Now we are confronted with an almost literally incredible America whose leader, to borrow from Star Wars, appears to embrace the Dark Side. Trump has resumed — for now, anyway — the flow to military aid and intelligence to Ukraine, which he’d cruelly halted. He threatens consequences for Russia if it fails to agree to a ceasefire.

Nobody, though, forgets his insults heaped on Zelenskiy and warm words for Putin. The president repeatedly emphasizes his belief that Putin’s invasion of Ukraine was justified; that Russian victory is inevitable; that Zelenskiy must expect to bow the knee not merely to himself, but also to Putin, because the Russian holds all the cards.
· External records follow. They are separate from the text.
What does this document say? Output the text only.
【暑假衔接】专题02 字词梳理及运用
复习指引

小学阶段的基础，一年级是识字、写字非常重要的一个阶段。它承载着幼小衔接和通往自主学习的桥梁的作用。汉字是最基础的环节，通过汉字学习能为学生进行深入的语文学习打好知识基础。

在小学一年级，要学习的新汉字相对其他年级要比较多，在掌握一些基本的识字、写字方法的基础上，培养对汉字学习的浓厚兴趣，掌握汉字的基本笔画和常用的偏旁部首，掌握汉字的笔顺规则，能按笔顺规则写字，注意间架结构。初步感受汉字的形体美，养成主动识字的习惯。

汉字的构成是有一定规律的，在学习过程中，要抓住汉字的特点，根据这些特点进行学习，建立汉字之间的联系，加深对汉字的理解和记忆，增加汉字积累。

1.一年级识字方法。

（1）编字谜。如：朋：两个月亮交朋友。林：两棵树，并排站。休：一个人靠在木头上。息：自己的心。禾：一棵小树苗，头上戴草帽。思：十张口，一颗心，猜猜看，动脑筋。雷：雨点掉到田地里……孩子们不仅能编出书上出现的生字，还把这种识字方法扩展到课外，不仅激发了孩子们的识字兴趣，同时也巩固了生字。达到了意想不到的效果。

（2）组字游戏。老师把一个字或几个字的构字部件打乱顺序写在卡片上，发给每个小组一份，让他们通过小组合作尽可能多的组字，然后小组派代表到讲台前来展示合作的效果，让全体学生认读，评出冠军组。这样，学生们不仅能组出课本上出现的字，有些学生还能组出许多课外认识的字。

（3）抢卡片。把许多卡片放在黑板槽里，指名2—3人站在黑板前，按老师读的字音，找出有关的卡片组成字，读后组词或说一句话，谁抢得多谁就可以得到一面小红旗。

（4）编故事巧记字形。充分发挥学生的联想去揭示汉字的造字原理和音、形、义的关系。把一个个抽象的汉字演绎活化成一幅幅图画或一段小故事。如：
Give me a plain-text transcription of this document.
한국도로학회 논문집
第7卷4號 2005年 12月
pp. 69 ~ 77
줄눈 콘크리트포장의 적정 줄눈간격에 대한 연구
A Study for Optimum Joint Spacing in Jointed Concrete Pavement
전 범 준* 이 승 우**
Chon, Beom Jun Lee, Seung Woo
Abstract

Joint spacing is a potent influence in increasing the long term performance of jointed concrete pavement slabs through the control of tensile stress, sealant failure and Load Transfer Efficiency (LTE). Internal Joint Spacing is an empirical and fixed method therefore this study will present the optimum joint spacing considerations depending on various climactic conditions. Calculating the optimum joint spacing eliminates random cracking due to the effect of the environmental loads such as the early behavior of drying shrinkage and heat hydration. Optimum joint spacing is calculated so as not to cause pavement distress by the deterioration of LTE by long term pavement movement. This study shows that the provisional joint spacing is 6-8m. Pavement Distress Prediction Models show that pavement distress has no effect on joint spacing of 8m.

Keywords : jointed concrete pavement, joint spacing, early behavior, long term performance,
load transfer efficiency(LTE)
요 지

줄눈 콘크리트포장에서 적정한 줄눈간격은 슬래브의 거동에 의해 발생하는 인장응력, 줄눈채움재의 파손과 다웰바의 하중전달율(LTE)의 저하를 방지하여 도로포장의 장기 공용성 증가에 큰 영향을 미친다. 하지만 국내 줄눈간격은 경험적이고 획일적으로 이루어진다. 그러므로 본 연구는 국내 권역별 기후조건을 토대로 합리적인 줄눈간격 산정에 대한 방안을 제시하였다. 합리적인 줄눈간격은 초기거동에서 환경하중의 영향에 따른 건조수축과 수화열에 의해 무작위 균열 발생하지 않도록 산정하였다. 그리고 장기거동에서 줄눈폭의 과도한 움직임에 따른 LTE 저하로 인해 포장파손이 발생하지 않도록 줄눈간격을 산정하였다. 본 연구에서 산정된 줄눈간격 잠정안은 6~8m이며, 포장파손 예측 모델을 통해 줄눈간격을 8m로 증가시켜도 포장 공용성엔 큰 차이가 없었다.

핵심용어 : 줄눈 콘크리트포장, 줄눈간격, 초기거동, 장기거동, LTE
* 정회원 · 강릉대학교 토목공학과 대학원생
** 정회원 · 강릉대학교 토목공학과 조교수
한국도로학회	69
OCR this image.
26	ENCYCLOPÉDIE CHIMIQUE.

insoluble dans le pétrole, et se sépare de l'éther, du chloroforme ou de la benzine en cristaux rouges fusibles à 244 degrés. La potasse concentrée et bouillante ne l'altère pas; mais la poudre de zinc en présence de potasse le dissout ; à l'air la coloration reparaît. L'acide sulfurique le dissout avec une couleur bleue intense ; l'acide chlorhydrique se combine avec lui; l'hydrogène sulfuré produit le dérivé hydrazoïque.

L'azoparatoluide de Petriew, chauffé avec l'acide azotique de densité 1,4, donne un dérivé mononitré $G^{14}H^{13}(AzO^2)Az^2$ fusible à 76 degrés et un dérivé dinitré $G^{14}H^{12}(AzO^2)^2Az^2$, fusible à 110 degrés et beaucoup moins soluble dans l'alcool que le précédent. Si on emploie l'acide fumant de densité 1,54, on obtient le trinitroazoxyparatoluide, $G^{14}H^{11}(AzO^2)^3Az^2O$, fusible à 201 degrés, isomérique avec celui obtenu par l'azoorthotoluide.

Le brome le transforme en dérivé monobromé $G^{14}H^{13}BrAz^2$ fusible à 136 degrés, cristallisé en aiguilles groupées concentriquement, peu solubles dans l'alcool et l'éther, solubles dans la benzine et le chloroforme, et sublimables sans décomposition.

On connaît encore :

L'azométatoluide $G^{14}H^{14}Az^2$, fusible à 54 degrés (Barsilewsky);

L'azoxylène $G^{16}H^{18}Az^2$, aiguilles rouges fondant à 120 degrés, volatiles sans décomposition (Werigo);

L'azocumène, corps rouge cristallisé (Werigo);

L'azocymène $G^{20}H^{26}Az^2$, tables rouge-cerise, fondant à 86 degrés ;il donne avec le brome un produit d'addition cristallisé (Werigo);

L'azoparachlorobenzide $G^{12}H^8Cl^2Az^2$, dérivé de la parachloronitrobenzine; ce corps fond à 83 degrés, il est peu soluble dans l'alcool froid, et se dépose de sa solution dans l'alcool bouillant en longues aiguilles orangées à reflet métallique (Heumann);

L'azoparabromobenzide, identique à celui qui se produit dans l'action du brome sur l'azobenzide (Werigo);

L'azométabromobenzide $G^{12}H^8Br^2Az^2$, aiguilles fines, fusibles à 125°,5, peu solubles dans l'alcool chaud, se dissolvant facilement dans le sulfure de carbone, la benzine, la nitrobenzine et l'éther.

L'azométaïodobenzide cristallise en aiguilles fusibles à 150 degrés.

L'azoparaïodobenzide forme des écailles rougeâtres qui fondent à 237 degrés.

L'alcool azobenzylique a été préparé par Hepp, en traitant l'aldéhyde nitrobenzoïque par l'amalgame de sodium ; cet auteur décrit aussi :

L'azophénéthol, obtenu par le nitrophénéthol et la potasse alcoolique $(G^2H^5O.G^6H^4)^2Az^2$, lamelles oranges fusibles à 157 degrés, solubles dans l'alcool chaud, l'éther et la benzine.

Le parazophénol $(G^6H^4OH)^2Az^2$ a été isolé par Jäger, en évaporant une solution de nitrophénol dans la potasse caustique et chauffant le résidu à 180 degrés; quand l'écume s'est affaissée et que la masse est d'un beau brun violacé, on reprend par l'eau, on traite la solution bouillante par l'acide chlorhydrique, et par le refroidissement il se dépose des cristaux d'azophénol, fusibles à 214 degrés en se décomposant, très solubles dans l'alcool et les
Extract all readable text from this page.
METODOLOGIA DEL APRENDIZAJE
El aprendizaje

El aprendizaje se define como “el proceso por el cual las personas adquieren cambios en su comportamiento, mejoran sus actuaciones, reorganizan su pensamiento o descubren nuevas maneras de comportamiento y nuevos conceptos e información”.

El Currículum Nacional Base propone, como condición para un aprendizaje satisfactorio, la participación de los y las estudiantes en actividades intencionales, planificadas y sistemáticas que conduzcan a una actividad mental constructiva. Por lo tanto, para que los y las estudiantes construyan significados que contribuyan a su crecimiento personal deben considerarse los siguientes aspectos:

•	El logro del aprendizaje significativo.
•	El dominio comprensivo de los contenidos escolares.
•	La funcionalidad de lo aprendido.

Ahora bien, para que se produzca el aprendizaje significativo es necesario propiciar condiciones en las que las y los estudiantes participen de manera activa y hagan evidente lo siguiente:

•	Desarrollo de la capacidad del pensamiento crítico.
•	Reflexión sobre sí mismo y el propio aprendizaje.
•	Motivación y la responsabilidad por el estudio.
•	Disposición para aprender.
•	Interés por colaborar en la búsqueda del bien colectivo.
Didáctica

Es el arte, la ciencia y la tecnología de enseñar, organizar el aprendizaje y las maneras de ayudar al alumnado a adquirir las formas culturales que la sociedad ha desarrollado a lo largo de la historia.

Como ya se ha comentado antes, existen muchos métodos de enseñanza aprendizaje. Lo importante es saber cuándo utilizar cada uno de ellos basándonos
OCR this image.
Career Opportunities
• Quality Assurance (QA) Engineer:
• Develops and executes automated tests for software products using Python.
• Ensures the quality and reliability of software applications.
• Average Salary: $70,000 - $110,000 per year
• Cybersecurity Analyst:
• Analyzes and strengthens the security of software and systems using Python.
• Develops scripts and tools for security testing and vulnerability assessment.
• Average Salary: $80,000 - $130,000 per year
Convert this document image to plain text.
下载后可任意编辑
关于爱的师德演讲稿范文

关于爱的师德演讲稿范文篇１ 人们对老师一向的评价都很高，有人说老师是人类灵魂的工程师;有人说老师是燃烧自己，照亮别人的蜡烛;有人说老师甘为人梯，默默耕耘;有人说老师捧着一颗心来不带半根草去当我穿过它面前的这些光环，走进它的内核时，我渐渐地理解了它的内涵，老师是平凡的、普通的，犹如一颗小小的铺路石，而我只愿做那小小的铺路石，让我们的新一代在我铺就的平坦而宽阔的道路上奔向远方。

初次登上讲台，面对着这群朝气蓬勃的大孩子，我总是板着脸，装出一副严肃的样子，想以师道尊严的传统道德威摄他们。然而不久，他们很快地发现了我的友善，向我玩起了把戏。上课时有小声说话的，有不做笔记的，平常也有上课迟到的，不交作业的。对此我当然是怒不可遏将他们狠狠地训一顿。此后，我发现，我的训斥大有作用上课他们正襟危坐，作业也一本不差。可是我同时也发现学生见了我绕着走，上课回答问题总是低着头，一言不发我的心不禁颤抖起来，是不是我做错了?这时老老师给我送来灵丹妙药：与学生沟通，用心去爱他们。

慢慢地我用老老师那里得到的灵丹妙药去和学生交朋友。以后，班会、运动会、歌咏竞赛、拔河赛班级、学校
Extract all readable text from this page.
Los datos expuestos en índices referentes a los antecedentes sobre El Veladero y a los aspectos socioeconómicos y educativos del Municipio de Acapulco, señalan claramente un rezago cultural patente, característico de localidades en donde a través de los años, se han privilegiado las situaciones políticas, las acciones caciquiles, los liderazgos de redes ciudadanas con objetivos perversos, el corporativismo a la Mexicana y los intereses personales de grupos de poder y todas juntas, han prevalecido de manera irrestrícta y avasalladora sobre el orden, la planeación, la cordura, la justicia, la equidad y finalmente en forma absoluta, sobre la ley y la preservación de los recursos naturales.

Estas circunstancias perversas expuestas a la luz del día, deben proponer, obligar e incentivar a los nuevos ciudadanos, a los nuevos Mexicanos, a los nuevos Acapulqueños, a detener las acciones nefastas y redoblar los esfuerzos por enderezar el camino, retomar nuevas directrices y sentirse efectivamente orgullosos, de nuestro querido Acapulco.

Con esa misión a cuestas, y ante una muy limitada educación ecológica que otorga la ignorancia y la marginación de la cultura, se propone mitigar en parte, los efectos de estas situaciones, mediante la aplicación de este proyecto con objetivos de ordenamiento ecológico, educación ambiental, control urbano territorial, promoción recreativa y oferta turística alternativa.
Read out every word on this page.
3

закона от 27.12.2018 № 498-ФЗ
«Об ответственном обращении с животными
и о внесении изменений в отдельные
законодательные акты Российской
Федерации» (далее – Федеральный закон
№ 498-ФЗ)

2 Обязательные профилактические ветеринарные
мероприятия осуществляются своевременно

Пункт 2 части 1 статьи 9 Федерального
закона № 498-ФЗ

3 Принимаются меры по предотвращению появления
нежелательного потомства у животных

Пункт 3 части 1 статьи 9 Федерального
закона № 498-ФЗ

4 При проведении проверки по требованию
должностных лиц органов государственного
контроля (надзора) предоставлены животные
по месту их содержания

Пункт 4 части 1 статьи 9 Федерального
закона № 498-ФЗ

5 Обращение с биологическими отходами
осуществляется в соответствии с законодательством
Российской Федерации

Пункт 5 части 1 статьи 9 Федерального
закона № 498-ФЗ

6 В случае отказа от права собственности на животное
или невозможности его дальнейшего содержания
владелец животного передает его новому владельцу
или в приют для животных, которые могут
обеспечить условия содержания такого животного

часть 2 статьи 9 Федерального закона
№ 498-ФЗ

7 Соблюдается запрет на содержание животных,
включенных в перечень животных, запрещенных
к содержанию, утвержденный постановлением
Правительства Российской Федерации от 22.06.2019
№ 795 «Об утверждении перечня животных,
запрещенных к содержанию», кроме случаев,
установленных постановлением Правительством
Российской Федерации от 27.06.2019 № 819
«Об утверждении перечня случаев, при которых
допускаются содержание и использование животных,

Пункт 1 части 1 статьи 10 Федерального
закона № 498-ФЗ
What wonder, that all Europe is traumatized ?

By its behavior toward Ukraine, Gaza, Canada and Europe, the US has abandoned the moral high ground, which — even at the height of foreign criticisms of its past behavior, for instance, toward Cuba and Vietnam — few reasonable Westerners doubted that it held.

There are discordant views in Europe about how the Ukraine war will end. But almost nobody on this side of the Atlantic doubts the status of Russia’s Putin as a standard-bearer for wickedness. Any hint of serviceable words from Moscow will almost certainly cause the White House again to turn against Kyiv, to indulge the Russians.

No European leader dares to say publicly what they all think privately, excepting Hungary’s autocratic Viktor Orban: that the US has fallen into the hands of a leader with whom it is impossible to parley rationally, and who threatens to precipitate geostrategic disaster not only in Ukraine, but also by empowering Israel’s extreme right, by destroying the Atlantic alliance and possibly even by sustaining the confrontation with Canada. Along the way, he seems willing to trash the world economy.

Almost all of us who deplore Trump’s conduct are nonetheless baffled about how to respond. He is the only US president on offer. The Republicans in Congress and much of the country continue mindlessly to acquiesce in his misconduct of office.

I have yet to read of a Democrat making the case with the high rhetoric that is needed for a virtuous America — a return to the pursuit of justice, freedom and ethics, a rejection of the manipulation of regulation and law, the corruption by which Trump appears eager to enrich himself and his friends, both at home and abroad.

There are still many good Americans out there, and I read their despairing messages daily. Those of us unburdened by public office need not hold back from saying that the US, which throughout long lives we have respected and even revered, now appears eager to make common cause with terrible people, rejecting law, order and stability, at home and abroad.

Trump and his White House gallery of grotesques will discover the hard way that, while the US remains the richest nation on earth, it no longer has the power to impose its will, least of all through bluster, petulance and bullying. It can precipitate chaos, and indeed has done so. But it can’t make the waves bow, or the sun perform obeisance, as the president seeks.

Those who cling to a moral compass — the sort of people to whom Trump’s Polish correspondent remains a hero — absolutely reject this perversion of the America which we yearn one day to respect again.